On average, the growth of consumer loans in Ho Chi Minh City is about 36 percent per year. “If the population of Ho Chi Minh City is about 9.2 million people, on average, one person has access to about VND102 million”, said a representative of the branch of the SBV in Ho Chi Minh City
Developing loans through financial companies
Not only consumer loans through banks but also consumer loans through financial companies have satisfied people’s demand for capital, especially those who do not have access to credit capital from banks. However, in the past time, the nations economy was not good, many people lost their jobs and needed money to make ends meet so they got loans with very high interest rates.
According to banking and finance expert Nguyen Tri Hieu, Vietnam authorities regulated that consumer lending interest rates above 20 percent are illegal, but in fact, this situation still occurs. Currently, many financial companies lend loans with high interest rates up to more than 20 percent-30 percent a year. Even interest rates are up to several hundred percent in several pawn shops and loan shark rings. Many people borrowing money from black credit establishments cannot get out because they are unable to pay their huge debts.
Mr. Nguyen Hoang Minh, Chief Representative of the Vietnam Banks Association in Ho Chi Minh City, said that the State Bank has licensed 16 financial companies which operate under the Law on Credit Institutions. Meanwhile, there are illicit pawn shops and unlicensed loan applications (apps) causing people to misunderstand. Even many legal financial companies are thought to be as black credit establishments.
A representative of FeCredit said thatwhile the country is experiencing difficulties, consumer lending by financial companies is not very favorable, even more customers can’t pay back their personal loans.

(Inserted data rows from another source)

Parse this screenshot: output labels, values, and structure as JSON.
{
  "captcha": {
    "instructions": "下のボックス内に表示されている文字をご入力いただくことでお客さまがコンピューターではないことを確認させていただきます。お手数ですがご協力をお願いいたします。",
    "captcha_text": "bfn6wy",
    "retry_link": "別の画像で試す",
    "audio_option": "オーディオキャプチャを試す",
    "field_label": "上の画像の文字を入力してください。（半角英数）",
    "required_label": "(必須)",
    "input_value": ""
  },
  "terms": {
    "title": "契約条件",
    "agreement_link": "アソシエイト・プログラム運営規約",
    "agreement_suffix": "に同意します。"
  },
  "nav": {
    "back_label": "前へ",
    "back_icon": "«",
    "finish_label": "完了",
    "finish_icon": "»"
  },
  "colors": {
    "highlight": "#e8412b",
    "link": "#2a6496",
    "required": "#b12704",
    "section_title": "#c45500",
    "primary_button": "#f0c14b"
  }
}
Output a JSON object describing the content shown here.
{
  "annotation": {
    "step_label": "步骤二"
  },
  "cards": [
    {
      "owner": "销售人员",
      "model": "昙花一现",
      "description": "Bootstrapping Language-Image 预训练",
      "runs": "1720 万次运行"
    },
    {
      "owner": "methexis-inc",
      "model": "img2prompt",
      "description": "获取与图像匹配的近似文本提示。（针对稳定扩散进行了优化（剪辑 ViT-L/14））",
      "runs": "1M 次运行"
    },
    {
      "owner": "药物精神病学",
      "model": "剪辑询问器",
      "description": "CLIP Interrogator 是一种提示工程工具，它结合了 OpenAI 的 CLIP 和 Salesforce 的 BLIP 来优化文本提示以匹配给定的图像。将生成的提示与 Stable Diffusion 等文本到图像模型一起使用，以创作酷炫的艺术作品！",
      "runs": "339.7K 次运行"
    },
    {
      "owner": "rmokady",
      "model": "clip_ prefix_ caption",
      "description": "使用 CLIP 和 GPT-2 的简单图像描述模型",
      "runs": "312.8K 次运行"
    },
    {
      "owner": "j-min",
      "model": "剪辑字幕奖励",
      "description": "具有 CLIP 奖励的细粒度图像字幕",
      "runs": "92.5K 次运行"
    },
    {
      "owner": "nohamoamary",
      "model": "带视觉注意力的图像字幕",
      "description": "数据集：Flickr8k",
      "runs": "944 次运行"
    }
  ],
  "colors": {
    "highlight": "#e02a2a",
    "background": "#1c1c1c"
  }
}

According to data supplied by the Vietnam Bankers Association in Ho Chi Minh City,from 2016 to 2022, financial companies were growing by 19 percent-20 percent, accounting for 14 percent-15 percent of total outstanding loans, higher than the general growth rate. However, the lending and debt collection activities in the first quarter of 2023 of financial companies grew at a low rate because borrowers were slow to repay.
Mr. Nguyen Hoang Minh said that to help the consumer credit market grow again while preventing activities of black credit establishments, it is necessary to strengthen information to help customers understand that a licensed consumer finance company is legitimate.
At the same time, financial companies should continue to expand their networks, especially in export processing zones and industrial parks where many workers are working. Legal credit institutions need to facilitate workers' loan request. Moreover, these institutions should make the best use of technological applications for loan services and online payment in addition to reforms of administrative procedures so that people can easily access legal loans.